分割導体5aの保持部材15は、コイル化した際のコイルエンド部に対応する部位であって、分割導体5aの長手方向の略中央部近傍にのみ設けられる。前述したように、コイルエンド部においては、分割導体5aの曲げ部が配置される。分割導体5aを曲げ加工する際には、素線部7同士がばらけやすい。本実施形態では、このばらけやすい部位が保持部材15で覆われる。このため、コイルエンド部で、素線部7がばらけることを抑制することができる。
このように、保持部材15は、必ずしも分割部8の全体に配置される必要はなく、分割部8の少なくとも一部が、保持部材15で覆われていればよい。なお、保持部材15を分割部8の一部にのみ配置する方法としては、図7に示す例には限られない。例えば、図10に示す分割導体5bのように、分割部8の長手方向の所定の位置に環状またはC断面形状の保持部材15を複数個所に配置してもよい。この場合でも、分割導体5aと同様に、コイルエンド部に対応する、分割導体5bの長手方向の略中央部近傍にのみに複数の保持部材15を配置してもよい。

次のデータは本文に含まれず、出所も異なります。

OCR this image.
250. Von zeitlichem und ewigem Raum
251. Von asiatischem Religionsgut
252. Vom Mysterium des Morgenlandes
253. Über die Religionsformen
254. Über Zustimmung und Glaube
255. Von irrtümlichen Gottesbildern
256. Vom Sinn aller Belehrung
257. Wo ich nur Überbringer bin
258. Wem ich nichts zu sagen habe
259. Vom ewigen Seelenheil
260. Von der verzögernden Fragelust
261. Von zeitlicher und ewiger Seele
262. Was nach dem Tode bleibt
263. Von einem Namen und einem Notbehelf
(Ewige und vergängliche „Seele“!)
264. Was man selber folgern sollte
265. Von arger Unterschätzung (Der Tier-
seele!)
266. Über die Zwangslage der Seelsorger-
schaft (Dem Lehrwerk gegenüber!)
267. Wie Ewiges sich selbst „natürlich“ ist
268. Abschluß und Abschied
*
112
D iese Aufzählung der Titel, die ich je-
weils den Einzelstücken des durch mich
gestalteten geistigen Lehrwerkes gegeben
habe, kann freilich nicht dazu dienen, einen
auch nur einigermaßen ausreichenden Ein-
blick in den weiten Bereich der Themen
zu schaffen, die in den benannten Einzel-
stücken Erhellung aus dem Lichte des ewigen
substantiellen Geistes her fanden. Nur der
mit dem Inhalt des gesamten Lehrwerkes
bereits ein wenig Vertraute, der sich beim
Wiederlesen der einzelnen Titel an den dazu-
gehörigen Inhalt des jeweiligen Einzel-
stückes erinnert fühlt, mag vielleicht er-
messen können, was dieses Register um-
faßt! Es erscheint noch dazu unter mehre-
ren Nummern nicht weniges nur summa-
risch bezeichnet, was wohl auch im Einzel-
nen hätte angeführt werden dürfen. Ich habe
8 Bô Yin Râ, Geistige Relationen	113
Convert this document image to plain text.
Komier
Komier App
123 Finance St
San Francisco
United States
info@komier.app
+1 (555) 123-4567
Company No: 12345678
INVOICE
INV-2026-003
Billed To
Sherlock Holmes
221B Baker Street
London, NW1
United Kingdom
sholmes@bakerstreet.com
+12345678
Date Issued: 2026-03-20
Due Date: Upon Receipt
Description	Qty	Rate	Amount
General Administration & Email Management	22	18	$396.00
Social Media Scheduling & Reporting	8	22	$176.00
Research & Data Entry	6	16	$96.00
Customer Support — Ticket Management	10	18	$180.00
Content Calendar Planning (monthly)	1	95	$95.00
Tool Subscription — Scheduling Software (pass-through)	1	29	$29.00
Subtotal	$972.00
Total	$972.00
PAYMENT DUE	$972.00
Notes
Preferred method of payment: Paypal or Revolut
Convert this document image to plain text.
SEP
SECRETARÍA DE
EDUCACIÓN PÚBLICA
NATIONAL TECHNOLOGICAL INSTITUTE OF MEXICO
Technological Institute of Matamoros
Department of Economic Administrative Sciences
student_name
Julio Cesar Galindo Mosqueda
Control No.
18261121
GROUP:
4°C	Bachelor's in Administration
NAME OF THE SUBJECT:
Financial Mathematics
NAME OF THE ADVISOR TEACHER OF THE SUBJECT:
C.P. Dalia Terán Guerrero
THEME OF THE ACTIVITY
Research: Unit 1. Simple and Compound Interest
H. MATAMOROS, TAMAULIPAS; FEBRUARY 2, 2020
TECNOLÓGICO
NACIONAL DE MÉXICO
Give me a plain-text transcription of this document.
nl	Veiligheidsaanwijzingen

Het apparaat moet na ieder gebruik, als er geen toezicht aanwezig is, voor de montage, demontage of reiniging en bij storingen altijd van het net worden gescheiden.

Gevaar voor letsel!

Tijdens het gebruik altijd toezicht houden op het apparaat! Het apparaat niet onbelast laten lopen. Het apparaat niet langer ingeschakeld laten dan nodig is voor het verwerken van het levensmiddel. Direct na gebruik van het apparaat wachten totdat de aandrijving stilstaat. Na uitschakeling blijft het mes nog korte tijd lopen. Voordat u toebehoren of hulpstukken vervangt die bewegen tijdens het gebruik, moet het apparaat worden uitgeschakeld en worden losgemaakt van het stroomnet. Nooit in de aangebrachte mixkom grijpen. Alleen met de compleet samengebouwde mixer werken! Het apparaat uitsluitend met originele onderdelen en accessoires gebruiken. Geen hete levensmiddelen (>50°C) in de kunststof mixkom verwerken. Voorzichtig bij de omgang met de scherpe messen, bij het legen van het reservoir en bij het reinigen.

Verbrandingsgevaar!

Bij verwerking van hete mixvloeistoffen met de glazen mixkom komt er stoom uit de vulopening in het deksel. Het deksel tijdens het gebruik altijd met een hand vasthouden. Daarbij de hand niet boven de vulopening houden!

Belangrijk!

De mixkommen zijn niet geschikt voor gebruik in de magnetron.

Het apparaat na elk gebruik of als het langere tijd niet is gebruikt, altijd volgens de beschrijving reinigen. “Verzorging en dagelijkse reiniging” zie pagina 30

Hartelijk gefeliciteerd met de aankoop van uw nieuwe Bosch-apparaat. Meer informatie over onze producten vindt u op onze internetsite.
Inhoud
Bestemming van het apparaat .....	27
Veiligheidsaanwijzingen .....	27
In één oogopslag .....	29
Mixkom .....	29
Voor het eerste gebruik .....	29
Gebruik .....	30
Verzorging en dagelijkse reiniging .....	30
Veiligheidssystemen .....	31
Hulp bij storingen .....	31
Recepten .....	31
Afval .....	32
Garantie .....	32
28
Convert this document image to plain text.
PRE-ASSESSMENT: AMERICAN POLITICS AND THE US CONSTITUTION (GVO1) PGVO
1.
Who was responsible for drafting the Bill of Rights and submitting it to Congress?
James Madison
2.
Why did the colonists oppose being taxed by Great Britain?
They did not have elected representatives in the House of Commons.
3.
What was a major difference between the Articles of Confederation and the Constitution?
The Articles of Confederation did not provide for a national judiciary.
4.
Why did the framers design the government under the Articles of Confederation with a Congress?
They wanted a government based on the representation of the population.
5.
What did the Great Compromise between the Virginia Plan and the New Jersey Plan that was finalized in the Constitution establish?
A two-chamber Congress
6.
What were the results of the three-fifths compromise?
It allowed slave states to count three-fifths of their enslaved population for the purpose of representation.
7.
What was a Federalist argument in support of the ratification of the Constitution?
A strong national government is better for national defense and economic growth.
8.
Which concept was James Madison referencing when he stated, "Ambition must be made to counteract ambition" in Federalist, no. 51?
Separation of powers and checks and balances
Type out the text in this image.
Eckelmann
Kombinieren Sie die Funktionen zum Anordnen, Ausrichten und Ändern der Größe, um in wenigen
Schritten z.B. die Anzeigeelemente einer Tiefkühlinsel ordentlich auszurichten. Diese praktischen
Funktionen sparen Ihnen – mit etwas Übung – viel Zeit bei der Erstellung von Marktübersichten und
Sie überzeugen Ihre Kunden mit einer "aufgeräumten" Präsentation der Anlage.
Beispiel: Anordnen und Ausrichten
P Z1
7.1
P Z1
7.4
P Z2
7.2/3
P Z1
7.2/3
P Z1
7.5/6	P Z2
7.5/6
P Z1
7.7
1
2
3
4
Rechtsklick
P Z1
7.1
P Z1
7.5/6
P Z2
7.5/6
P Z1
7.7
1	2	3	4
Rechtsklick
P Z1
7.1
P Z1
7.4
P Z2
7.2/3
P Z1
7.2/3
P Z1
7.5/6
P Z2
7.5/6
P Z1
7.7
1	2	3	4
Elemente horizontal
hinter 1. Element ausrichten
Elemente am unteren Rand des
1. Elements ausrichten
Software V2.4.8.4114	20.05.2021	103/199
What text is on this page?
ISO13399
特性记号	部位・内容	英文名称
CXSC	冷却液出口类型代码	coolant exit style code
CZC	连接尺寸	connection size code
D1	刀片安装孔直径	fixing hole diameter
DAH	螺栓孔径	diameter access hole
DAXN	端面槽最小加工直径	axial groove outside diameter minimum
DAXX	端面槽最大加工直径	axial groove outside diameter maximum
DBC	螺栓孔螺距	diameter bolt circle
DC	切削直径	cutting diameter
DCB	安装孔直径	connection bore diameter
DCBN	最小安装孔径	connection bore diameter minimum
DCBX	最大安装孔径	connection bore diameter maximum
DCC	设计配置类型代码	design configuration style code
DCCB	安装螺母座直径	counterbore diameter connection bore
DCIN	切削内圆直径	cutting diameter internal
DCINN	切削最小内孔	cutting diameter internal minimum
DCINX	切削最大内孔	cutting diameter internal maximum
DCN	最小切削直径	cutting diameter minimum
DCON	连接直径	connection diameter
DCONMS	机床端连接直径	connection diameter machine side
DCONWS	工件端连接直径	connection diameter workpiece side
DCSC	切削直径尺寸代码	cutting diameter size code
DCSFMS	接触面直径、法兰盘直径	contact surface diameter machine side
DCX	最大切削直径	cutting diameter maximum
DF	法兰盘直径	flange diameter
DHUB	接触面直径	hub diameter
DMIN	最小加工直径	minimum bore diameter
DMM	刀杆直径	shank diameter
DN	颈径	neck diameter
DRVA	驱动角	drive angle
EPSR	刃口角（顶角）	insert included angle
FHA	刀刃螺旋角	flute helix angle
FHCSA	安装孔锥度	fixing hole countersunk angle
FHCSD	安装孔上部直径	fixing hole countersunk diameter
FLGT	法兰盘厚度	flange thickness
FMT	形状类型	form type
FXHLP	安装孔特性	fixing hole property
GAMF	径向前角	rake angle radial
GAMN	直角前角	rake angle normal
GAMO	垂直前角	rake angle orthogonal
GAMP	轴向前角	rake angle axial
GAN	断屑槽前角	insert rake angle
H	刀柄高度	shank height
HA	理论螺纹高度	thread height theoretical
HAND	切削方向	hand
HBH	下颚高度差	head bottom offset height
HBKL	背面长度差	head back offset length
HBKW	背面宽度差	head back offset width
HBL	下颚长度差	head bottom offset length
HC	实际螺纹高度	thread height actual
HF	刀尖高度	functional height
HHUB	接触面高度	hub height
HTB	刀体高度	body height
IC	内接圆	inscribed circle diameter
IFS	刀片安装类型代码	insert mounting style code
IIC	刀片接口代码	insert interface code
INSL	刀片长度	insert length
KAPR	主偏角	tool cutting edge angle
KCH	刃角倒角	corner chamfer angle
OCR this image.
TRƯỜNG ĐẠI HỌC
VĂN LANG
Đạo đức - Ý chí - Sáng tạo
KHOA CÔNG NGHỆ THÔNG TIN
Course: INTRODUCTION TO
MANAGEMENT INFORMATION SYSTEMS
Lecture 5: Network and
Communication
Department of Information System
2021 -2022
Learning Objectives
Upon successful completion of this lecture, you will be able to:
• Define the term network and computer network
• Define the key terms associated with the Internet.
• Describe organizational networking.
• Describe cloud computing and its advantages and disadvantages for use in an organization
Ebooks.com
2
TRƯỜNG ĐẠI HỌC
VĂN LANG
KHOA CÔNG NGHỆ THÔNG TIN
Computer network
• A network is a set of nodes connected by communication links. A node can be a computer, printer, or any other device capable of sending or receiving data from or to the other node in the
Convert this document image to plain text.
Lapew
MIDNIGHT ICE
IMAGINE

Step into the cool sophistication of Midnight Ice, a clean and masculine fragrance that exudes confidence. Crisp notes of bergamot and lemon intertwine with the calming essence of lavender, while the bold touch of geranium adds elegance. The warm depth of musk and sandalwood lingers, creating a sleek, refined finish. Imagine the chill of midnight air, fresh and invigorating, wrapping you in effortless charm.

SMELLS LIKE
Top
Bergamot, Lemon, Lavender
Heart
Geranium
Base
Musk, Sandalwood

また、図11に示す分割導体5cのように、保持部材15を螺旋状に配置してもよい。この場合でも、分割導体5aと同様に、コイルエンド部に対応する、分割導体5cの長手方向の略中央部近傍にのみ保持部材15を配置してもよい。
なお、保持部材15が分割部8の一部にのみ設けられる場合には、保持部材15が配置される部位の分割部8の断面積が、保持部材15以外の部位における分割部8の断面積以下であることが望ましい。すなわち、保持部材15が配置されていない部位に対して、保持部材15の外径が大きくなり、はみ出さないことが望ましい。このように保持部材15によって分割導体の外径が大きくならなければ、分割導体をスロットへ容易に配置することができる。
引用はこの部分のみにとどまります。